Authenticity: Darwin was meticulous in recording his scientific work, so that the relationship between Darwin and the landscape, and between Darwin and Down House, is based on firm evidence. He describes very clearly the landscape assets that were of value to him and the way he used them.  He also describes in detail how he researched the evidence he collected at Down House.

Mapping and other records of his time can also be used to assess the authenticity of the landscape as it survives.  The relationship between Darwin and the landscape, what he was able to observe, and the evidence he chose to use, can be appreciated by visitors to the landscape today, as the key landscape characteristics and habitats created by farming and woodland practices still persist.

Thus, the OUV of Darwin’s Landscape Laboratory is truthfully and credibly expressed through the attributes that carry OUV, including. the characteristics of the compact 7km2 valley landscape that Darwin witnessed, including the architecture of the two villages of Downe and Cudham, farming and woodland traditions, the many varied habitats that Darwin studied, the lanes and paths  which enabled Darwin to explore the site freely, and Down House and its garden.
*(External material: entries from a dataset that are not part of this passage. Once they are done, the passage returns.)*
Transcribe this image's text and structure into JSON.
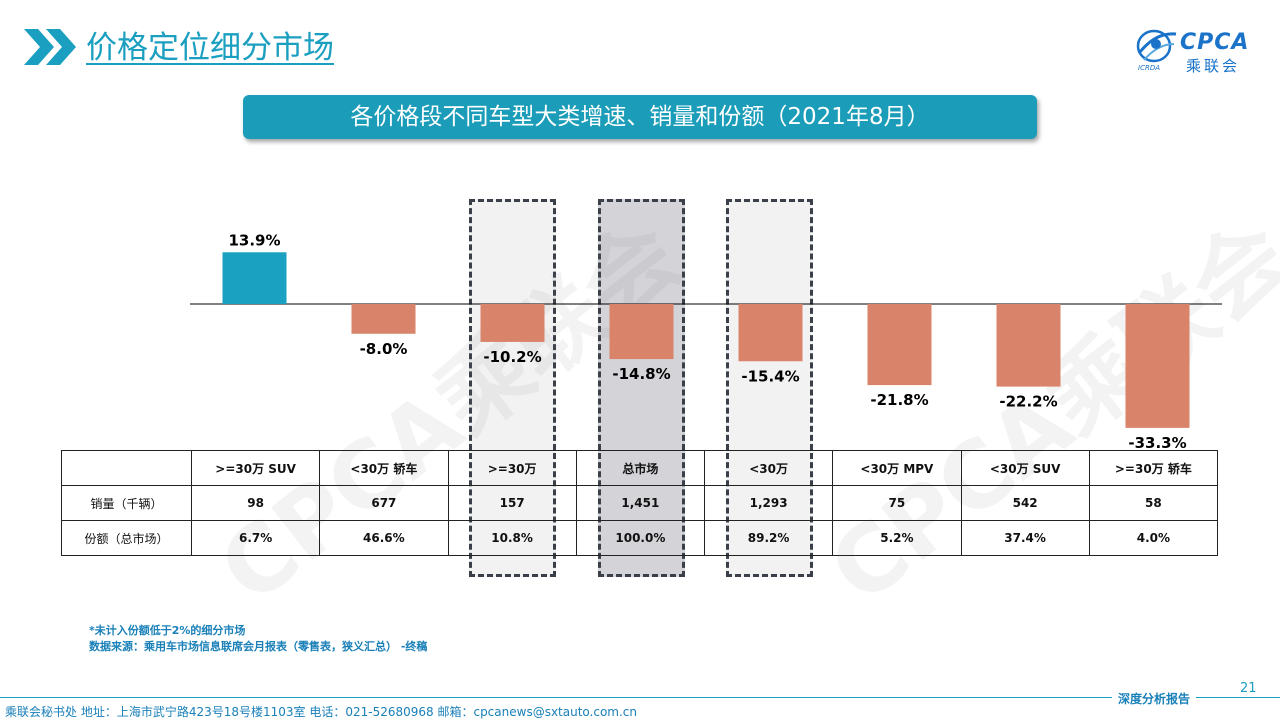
{
  "header": {
    "title": "价格定位细分市场",
    "subtitle": "各价格段不同车型大类增速、销量和份额（2021年8月）"
  },
  "logo": {
    "text_en": "CPCA",
    "text_cn": "乘联会",
    "text_sub": "ICRDA"
  },
  "watermark": "CPCA乘联会",
  "colors": {
    "accent": "#1a9fc0",
    "positive_bar": "#1aa0c0",
    "negative_bar": "#d9836a",
    "subtitle_bg": "#1b9cb8"
  },
  "chart_data": {
    "type": "bar",
    "categories": [
      ">=30万 SUV",
      "<30万 轿车",
      ">=30万",
      "总市场",
      "<30万",
      "<30万 MPV",
      "<30万 SUV",
      ">=30万 轿车"
    ],
    "values": [
      13.9,
      -8.0,
      -10.2,
      -14.8,
      -15.4,
      -21.8,
      -22.2,
      -33.3
    ],
    "value_labels": [
      "13.9%",
      "-8.0%",
      "-10.2%",
      "-14.8%",
      "-15.4%",
      "-21.8%",
      "-22.2%",
      "-33.3%"
    ],
    "highlighted": [
      ">=30万",
      "总市场",
      "<30万"
    ],
    "title": "",
    "xlabel": "",
    "ylabel": ""
  },
  "table": {
    "columns": [
      ">=30万 SUV",
      "<30万 轿车",
      ">=30万",
      "总市场",
      "<30万",
      "<30万 MPV",
      "<30万 SUV",
      ">=30万 轿车"
    ],
    "rows": [
      {
        "label": "销量（千辆）",
        "values": [
          "98",
          "677",
          "157",
          "1,451",
          "1,293",
          "75",
          "542",
          "58"
        ]
      },
      {
        "label": "份额（总市场）",
        "values": [
          "6.7%",
          "46.6%",
          "10.8%",
          "100.0%",
          "89.2%",
          "5.2%",
          "37.4%",
          "4.0%"
        ]
      }
    ]
  },
  "footnote": {
    "note": "*未计入份额低于2%的细分市场",
    "source": "数据来源：乘用车市场信息联席会月报表（零售表，狭义汇总）   -终稿"
  },
  "footer": {
    "contact": "乘联会秘书处    地址：上海市武宁路423号18号楼1103室    电话：021-52680968    邮箱：cpcanews@sxtauto.com.cn",
    "report": "深度分析报告",
    "page": "21"
  }
}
Comparison with other similar properties

This property is a prime example for the life sciences and a site which tangibly demonstrates the landscape resource which Darwin used to develop his theories.  The survival is unusual at both a national and international level as many places important for science are changed following completion of the scientific work .For these reasons and some others, the survival of physical features for science heritage is generally poor elsewhere.
From the comparison with sites so far inscribed on the World Heritage Site  list, there is no site that is similar to Darwin’s Landscape Laboratory as a landscape with persistent associations with scientific method and research linked to scientific ideas of global significance. There are few properties that have features associated with science and they are not necessarily evident from their inscription information.  There are even fewer properties  that are concerned with the life sciences. The Outstanding Universal Value of Darwin’s Landscape Laboratory is therefore not already reflected on the WH List.

Comparing Darwin’s Landscape Laboratory with other scientific places not already inscribed, as a landscape that still demonstrates today what was observed and used to develop a scientific theory of world-wide significance, it is seen as exceptionally well documented and complete, and its surviving features are of high value in displaying the values it represents. No other site matches its combined strength in these respects, because it represents a supreme achievement of the scientific approach in the life sciences which provides the basis for the current scientific understanding of human and natural life and the need for urgent action to counter global threats to the environment and sustainable development.